L'armée israélienne qui accompagnait le député lors de cette visite dans des villages palestiniens du nord de la Cisjordanie a dénoncé "la manière trompeuse et manipulatrice" dont elle a été utilisée par M. Soukot.

"Des soldats de Tsahal affectés à des missions opérationnelles dans le secteur ont été détournés de ces missions pour cette tâche et exposés à des risques inutiles, alors que Tsahal opère dans un contexte de forte pression", a dit l'armée dans un communiqué.

Le Premier ministre israélien Benjamin Netanyahu a affirmé que l'armée est "l'autorité souveraine en Judée-Samarie (nom israélien de la Cisjordanie)".

"Se faire justice soi-même, en particulier lorsqu'il s’agit de personnalités publiques, est une pratique répréhensible qui empêche Tsahal de se concentrer sur ses missions de lutte contre le terrorisme et l'incitation à la violence", a dit M. Netanyahu selon un communiqué de son bureau.

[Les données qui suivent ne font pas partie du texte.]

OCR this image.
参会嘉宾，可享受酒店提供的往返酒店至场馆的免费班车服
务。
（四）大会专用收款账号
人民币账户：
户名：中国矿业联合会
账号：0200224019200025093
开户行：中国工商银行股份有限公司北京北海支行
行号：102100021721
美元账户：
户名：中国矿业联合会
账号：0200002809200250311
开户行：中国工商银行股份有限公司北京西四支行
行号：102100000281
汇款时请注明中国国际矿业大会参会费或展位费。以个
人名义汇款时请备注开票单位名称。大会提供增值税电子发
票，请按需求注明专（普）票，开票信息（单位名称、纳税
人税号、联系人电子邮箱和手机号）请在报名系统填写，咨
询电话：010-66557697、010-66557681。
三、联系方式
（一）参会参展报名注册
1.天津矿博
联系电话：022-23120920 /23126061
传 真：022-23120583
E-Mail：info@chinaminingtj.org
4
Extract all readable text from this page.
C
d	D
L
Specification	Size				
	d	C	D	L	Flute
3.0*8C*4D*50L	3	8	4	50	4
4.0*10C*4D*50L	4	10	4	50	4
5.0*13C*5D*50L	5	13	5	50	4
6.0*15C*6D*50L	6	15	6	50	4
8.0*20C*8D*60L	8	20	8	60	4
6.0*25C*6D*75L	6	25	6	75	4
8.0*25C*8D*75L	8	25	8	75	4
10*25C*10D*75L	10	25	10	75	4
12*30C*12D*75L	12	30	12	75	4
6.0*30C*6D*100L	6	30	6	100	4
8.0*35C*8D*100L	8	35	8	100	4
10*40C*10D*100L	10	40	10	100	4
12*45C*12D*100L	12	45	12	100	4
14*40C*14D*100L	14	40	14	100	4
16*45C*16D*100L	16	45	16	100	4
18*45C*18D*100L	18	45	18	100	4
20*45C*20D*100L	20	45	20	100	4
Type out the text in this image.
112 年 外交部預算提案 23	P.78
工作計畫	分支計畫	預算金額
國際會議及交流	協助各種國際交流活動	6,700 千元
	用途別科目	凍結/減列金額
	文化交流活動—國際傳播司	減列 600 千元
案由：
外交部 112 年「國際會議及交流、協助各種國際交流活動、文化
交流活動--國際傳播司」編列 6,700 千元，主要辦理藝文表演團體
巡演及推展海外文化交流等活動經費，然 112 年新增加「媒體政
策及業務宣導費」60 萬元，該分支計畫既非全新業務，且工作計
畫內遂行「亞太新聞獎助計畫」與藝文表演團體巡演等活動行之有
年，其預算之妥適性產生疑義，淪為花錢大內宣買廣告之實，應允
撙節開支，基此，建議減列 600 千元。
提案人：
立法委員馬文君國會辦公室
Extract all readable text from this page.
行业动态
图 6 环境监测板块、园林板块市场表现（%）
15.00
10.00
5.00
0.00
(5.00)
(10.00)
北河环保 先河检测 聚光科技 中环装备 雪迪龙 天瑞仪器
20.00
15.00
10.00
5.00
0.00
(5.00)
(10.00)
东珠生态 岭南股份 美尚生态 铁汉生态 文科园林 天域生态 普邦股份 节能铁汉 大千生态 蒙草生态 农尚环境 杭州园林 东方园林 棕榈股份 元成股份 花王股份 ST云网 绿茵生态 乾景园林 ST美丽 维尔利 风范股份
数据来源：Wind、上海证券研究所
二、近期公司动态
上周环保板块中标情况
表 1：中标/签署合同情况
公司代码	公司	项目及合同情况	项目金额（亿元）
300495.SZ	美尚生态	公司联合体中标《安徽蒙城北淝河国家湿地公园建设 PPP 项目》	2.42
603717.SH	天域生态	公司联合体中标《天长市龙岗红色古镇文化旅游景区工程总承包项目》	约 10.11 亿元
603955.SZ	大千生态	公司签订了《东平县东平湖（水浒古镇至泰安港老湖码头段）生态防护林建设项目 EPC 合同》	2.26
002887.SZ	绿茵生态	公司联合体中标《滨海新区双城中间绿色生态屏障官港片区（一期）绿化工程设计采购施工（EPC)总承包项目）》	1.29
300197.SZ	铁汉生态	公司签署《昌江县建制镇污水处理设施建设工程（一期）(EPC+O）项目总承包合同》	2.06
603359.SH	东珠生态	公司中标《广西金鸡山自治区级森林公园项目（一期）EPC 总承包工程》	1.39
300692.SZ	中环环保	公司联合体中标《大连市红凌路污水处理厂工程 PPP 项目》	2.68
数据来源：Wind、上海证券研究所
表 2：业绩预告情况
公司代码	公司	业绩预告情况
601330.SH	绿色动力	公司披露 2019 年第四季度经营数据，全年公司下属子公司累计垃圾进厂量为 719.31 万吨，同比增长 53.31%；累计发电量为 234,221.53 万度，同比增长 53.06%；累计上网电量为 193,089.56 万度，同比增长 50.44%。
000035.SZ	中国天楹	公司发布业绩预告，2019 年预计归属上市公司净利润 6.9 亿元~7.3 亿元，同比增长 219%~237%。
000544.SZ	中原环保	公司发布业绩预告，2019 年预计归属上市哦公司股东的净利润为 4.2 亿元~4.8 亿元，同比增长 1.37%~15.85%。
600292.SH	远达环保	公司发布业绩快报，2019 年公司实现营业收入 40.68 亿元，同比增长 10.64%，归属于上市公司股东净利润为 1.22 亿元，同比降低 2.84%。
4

Le principal rival de M. Netanyahu pour les prochaines élections, Gadi Eizenkot, a réagi sur X en accusant le Premier ministre "qui permet à des anarchistes comme Zvi Soukot et ses semblables de faire tout ce qui leur plaît, mettant en danger la sécurité des localités israéliennes et portant atteinte à la position d'Israël dans le monde".

Rami Nassar, chef du conseil du village de Madama, a déclaré à l'AFP que "le monument porte les noms des martyrs du village tombés lors de la bataille de Karameh (en 1968, NDLR), des première et deuxième Intifada (soulèvement palestinien), ainsi que jusqu'à aujourd'hui", qualifiant l'acte du député israélien de "terrorisme".

M. Nassar a affirmé que le nom d'"un agriculteur du village tué alors qu'il travaillait sa terre, sans qu'aucun affrontement n'ait eu lieu" était notamment inscrit sur le mémorial.

Dans sa vidéo, M. Soukot a affirmé que parmi les noms mentionnés sur le mémorial figurait celui de Yamen Faredj, membre du Front populaire de libération de la Palestine (FPLP), recherché pour sa participation à des attentats en Israël pendant la seconde Intifada et qui avait été tué en 2004 à Naplouse par l'armée israélienne.

Les violences ont explosé dans le territoire palestinien, occupé depuis 1967, depuis l'attaque du mouvement islamiste Hamas en Israël le 7 octobre 2023, qui a déclenché la guerre à Gaza.